AGDEAL - 4/10/2019 19:49

So what does a young guy do? I am not saying get stupid but when opportunities (retiring neighbors) knock you kinda gotta answer the door sometimes. I want a paid for land base someday
Terrific question. And an absolute conundrum for a younger guy who’s first land purchase could easily start with $7000 acre. The fact is you’ll spend a good share of your whole career just getting that first purchase paid for. I wish I had an easy answer for you, but the best advice I could give is continue to be patient. I’m seeing some rather dramatic decreases in land values. Look at the post on the Floyd county iowa sale yesterday, That was some pretty prime dirt. And it was still way, way, too much for a young guy to bite off. If the guy that bought that ground yesterday decided four years ago (when he damn sure could have bought some ground when it looked like good times were here to stay), to wait a bit and see how this all plays out, he would have been rewarded rather handsomely for his patience. Buying land at these prices is a rich mans game. So where does that leave you? If you have money for a down payment on a piece of ground, I’d suggest instead to find some income real estate, commercial or residential. That will satisfy your desire to be in the real estate game, at much more economic sense. Real estate tycoons do not bid the margins out of their market, unlike farmers. Your competition for a property will know what his expected ROI is, and it for damn sure will be double digit, and he will not overpay just to have it cuz it adjoins another property. I’m sorry to say, but today’s agriculture is over saturated with folks willing to work for nothing. And that’s your competition. Go do something where you get paid well for your time for the next decade. I really don’t foresee this getting any better for at least that long. Someday after acquiring enough properties and letting the tenants pay for them for you, you could sell off a few and exchange for land. By then you may not want to. Shoot me an email if you wish.
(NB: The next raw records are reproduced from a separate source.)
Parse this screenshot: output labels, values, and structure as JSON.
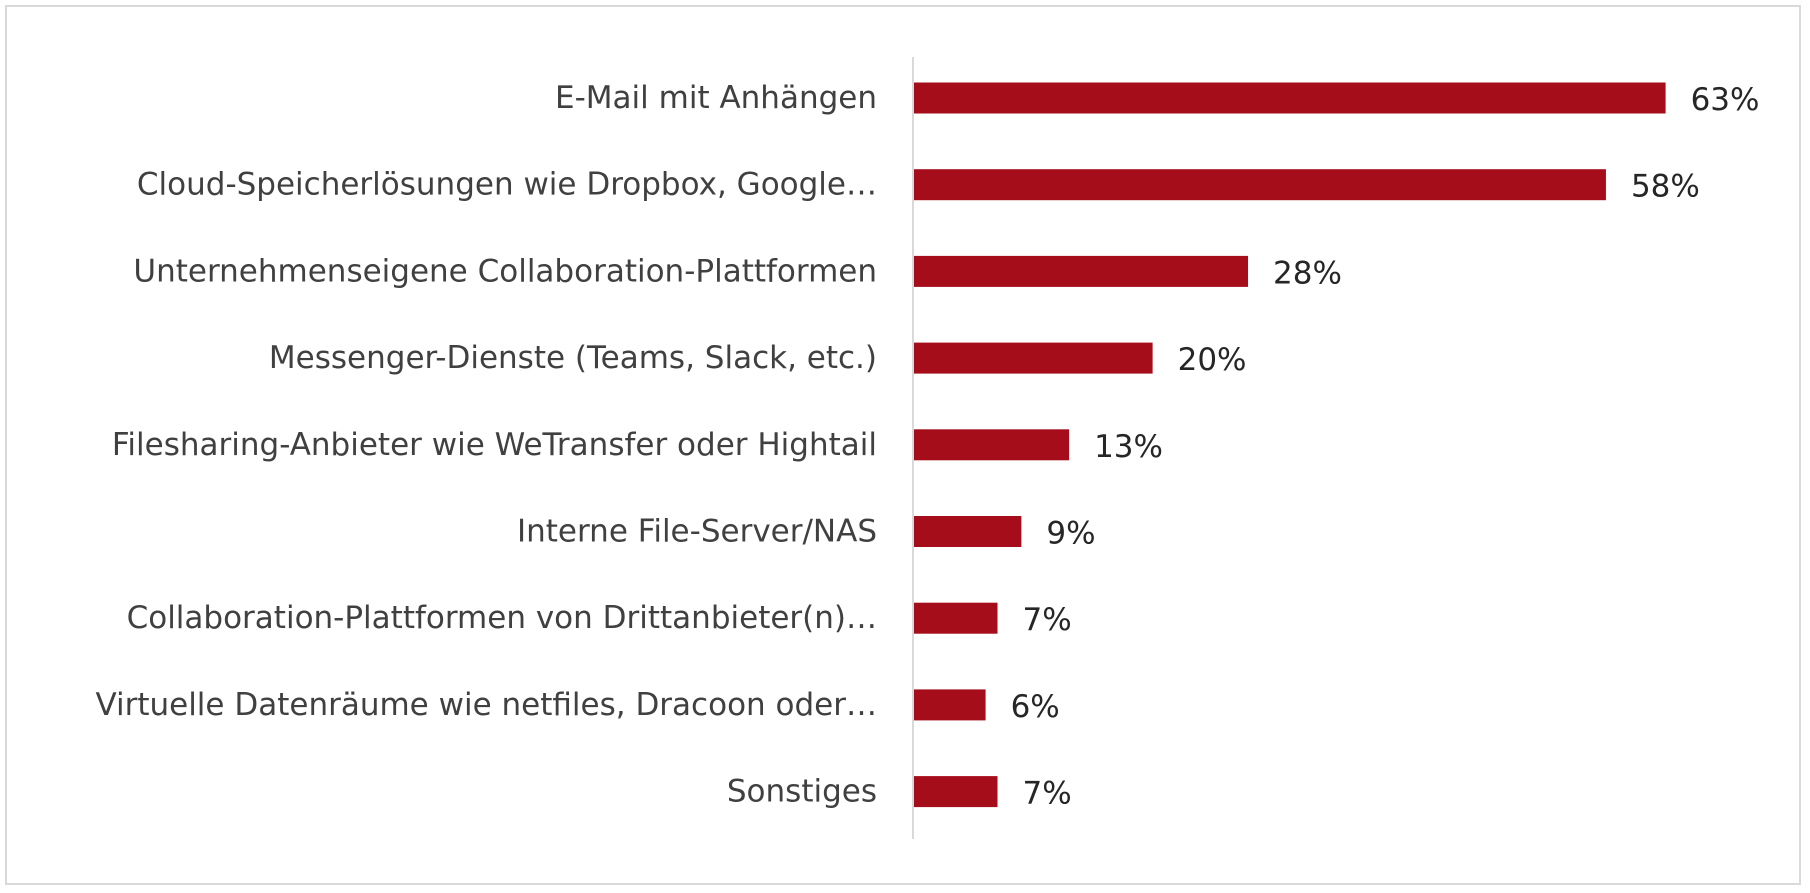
{
  "chart_data": {
    "type": "bar",
    "orientation": "horizontal",
    "categories": [
      "E-Mail mit Anhängen",
      "Cloud-Speicherlösungen wie Dropbox, Google…",
      "Unternehmenseigene Collaboration-Plattformen",
      "Messenger-Dienste (Teams, Slack, etc.)",
      "Filesharing-Anbieter wie WeTransfer oder Hightail",
      "Interne File-Server/NAS",
      "Collaboration-Plattformen von Drittanbieter(n)…",
      "Virtuelle Datenräume wie netfiles, Dracoon oder…",
      "Sonstiges"
    ],
    "values": [
      63,
      58,
      28,
      20,
      13,
      9,
      7,
      6,
      7
    ],
    "value_labels": [
      "63%",
      "58%",
      "28%",
      "20%",
      "13%",
      "9%",
      "7%",
      "6%",
      "7%"
    ],
    "unit": "%",
    "xlim": [
      0,
      70
    ],
    "grid": false,
    "legend": "none",
    "bar_color": "#a50d1b",
    "axis_color": "#d9d9d9"
  }
}
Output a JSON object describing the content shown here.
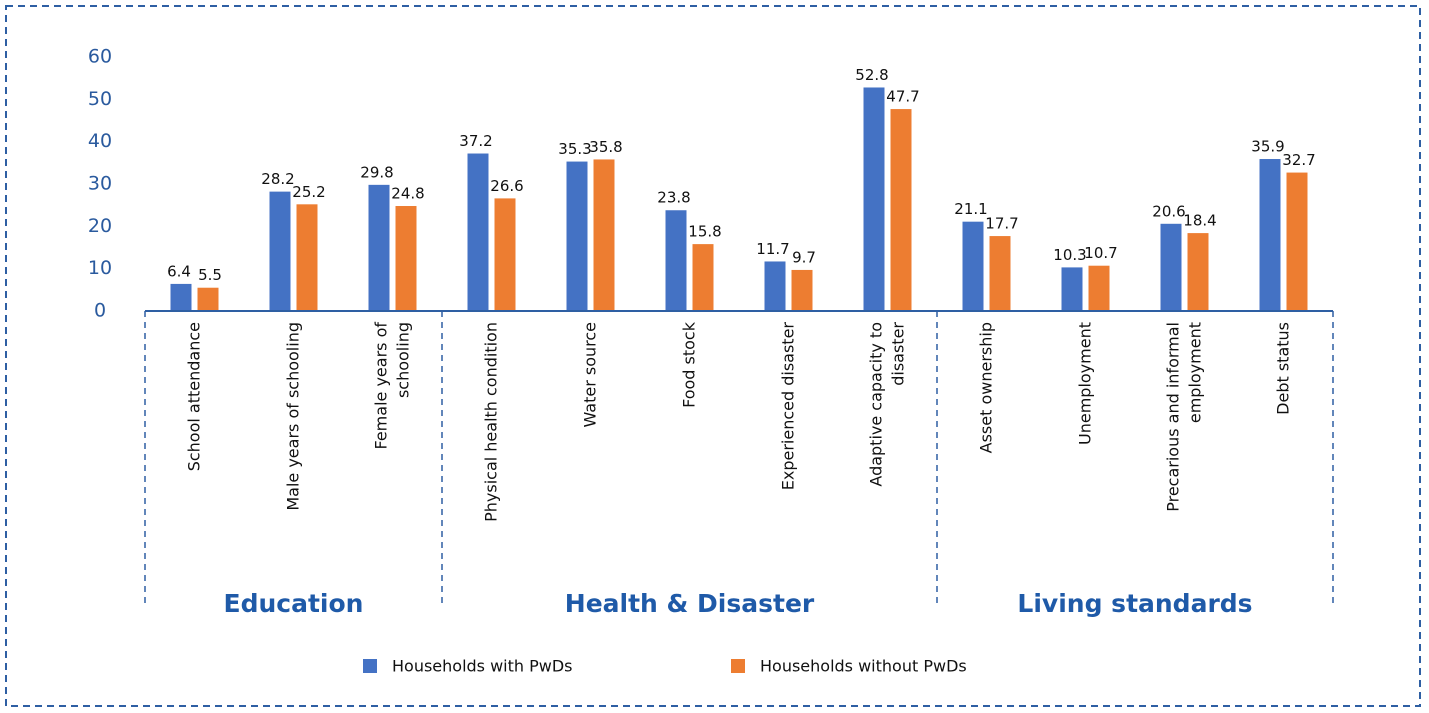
{
  "chart_data": {
    "type": "bar",
    "groups": [
      {
        "name": "Education",
        "categories": [
          "School attendance",
          "Male years of schooling",
          "Female years of\nschooling"
        ]
      },
      {
        "name": "Health & Disaster",
        "categories": [
          "Physical health condition",
          "Water source",
          "Food stock",
          "Experienced disaster",
          "Adaptive capacity to\ndisaster"
        ]
      },
      {
        "name": "Living standards",
        "categories": [
          "Asset ownership",
          "Unemployment",
          "Precarious and informal\nemployment",
          "Debt status"
        ]
      }
    ],
    "series": [
      {
        "name": "Households with PwDs",
        "color": "#4472c4",
        "values": [
          6.4,
          28.2,
          29.8,
          37.2,
          35.3,
          23.8,
          11.7,
          52.8,
          21.1,
          10.3,
          20.6,
          35.9
        ]
      },
      {
        "name": "Households without PwDs",
        "color": "#ed7d31",
        "values": [
          5.5,
          25.2,
          24.8,
          26.6,
          35.8,
          15.8,
          9.7,
          47.7,
          17.7,
          10.7,
          18.4,
          32.7
        ]
      }
    ],
    "ylim": [
      0,
      60
    ],
    "yticks": [
      0,
      10,
      20,
      30,
      40,
      50,
      60
    ],
    "grid": false,
    "legend": "bottom"
  }
}
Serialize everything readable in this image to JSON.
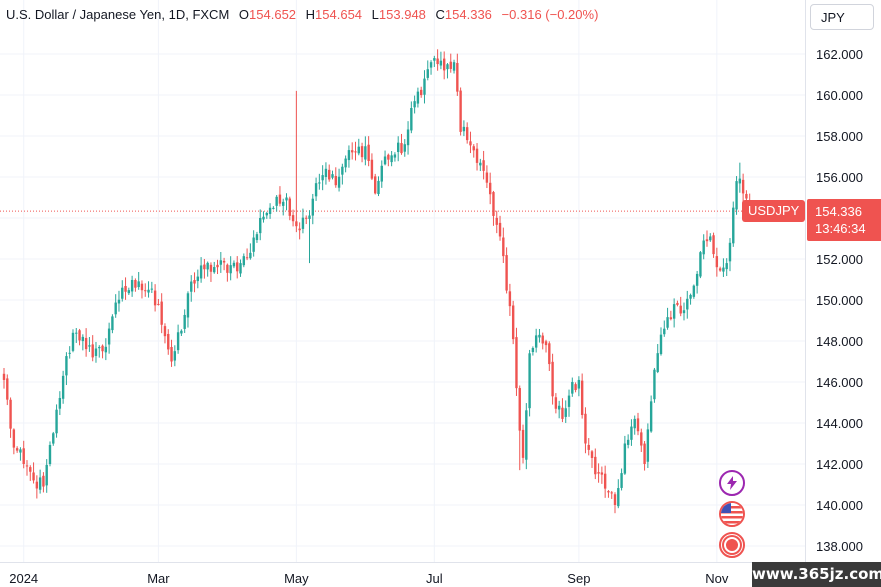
{
  "legend": {
    "title": "U.S. Dollar / Japanese Yen, 1D, FXCM",
    "open_label": "O",
    "open": "154.652",
    "high_label": "H",
    "high": "154.654",
    "low_label": "L",
    "low": "153.948",
    "close_label": "C",
    "close": "154.336",
    "change": "−0.316 (−0.20%)"
  },
  "currency_button": "JPY",
  "price_badge": {
    "symbol": "USDJPY",
    "price": "154.336",
    "countdown": "13:46:34"
  },
  "watermark": "www.365jz.com",
  "event_icons": [
    "lightning-icon",
    "us-flag-icon",
    "record-icon"
  ],
  "colors": {
    "up": "#26a69a",
    "down": "#ef5350",
    "grid": "#f0f3fa",
    "axis_text": "#131722",
    "event_purple": "#9c27b0"
  },
  "chart_data": {
    "type": "candlestick",
    "title": "U.S. Dollar / Japanese Yen, 1D, FXCM",
    "ylim": [
      137.0,
      163.5
    ],
    "y_ticks": [
      "162.000",
      "160.000",
      "158.000",
      "156.000",
      "154.000",
      "152.000",
      "150.000",
      "148.000",
      "146.000",
      "144.000",
      "142.000",
      "140.000",
      "138.000"
    ],
    "x_tick_labels": [
      "2024",
      "Mar",
      "May",
      "Jul",
      "Sep",
      "Nov"
    ],
    "x_tick_index": [
      6,
      47,
      89,
      131,
      175,
      217
    ],
    "last_price": 154.336,
    "anchors": [
      [
        0,
        146.1
      ],
      [
        3,
        142.8
      ],
      [
        6,
        142.0
      ],
      [
        9,
        141.2
      ],
      [
        12,
        140.9
      ],
      [
        15,
        143.5
      ],
      [
        18,
        146.3
      ],
      [
        21,
        148.4
      ],
      [
        24,
        148.2
      ],
      [
        27,
        147.2
      ],
      [
        30,
        147.5
      ],
      [
        33,
        149.2
      ],
      [
        36,
        150.6
      ],
      [
        40,
        150.6
      ],
      [
        44,
        150.5
      ],
      [
        47,
        149.8
      ],
      [
        51,
        147.0
      ],
      [
        54,
        148.5
      ],
      [
        57,
        150.9
      ],
      [
        61,
        151.5
      ],
      [
        65,
        151.6
      ],
      [
        69,
        151.7
      ],
      [
        72,
        151.8
      ],
      [
        75,
        152.3
      ],
      [
        78,
        154.0
      ],
      [
        81,
        154.5
      ],
      [
        84,
        154.7
      ],
      [
        86,
        155.0
      ],
      [
        89,
        153.6
      ],
      [
        92,
        154.0
      ],
      [
        95,
        155.7
      ],
      [
        98,
        156.4
      ],
      [
        101,
        155.6
      ],
      [
        104,
        156.9
      ],
      [
        107,
        157.2
      ],
      [
        110,
        157.5
      ],
      [
        113,
        155.2
      ],
      [
        116,
        157.0
      ],
      [
        119,
        157.1
      ],
      [
        122,
        157.6
      ],
      [
        125,
        159.7
      ],
      [
        128,
        160.8
      ],
      [
        131,
        161.8
      ],
      [
        134,
        161.2
      ],
      [
        137,
        161.6
      ],
      [
        139,
        158.2
      ],
      [
        141,
        157.8
      ],
      [
        143,
        157.3
      ],
      [
        146,
        156.3
      ],
      [
        149,
        154.1
      ],
      [
        151,
        153.1
      ],
      [
        154,
        149.7
      ],
      [
        156,
        145.7
      ],
      [
        158,
        142.3
      ],
      [
        160,
        147.4
      ],
      [
        163,
        148.3
      ],
      [
        165,
        147.8
      ],
      [
        167,
        145.3
      ],
      [
        170,
        144.2
      ],
      [
        173,
        146.0
      ],
      [
        175,
        146.1
      ],
      [
        177,
        143.0
      ],
      [
        180,
        141.5
      ],
      [
        183,
        140.8
      ],
      [
        186,
        140.0
      ],
      [
        189,
        143.0
      ],
      [
        192,
        144.2
      ],
      [
        195,
        142.0
      ],
      [
        198,
        146.6
      ],
      [
        201,
        148.6
      ],
      [
        204,
        149.8
      ],
      [
        207,
        149.5
      ],
      [
        210,
        150.7
      ],
      [
        213,
        152.9
      ],
      [
        215,
        153.1
      ],
      [
        217,
        151.6
      ],
      [
        220,
        151.8
      ],
      [
        223,
        155.8
      ],
      [
        225,
        155.2
      ],
      [
        227,
        154.34
      ]
    ],
    "wick_overrides": [
      {
        "i": 89,
        "high": 160.2
      },
      {
        "i": 93,
        "low": 151.8
      },
      {
        "i": 157,
        "low": 141.7
      },
      {
        "i": 186,
        "low": 139.6
      },
      {
        "i": 224,
        "high": 156.7
      }
    ]
  }
}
You make a ton of sense and I have a neighbor doing that same thing with rental houses ( why someone would pay $1500-$1800 a month rent is beyond me). He is 55-60 and is waiting to buy farmland. Needless to say he's also an accountant. Does an FSA land loan change your views on purchasing land? I did one three or four years ago and have wondered if I could buy more and Max it out again. I just the thought of missing the opportunity to use the program to the fullest.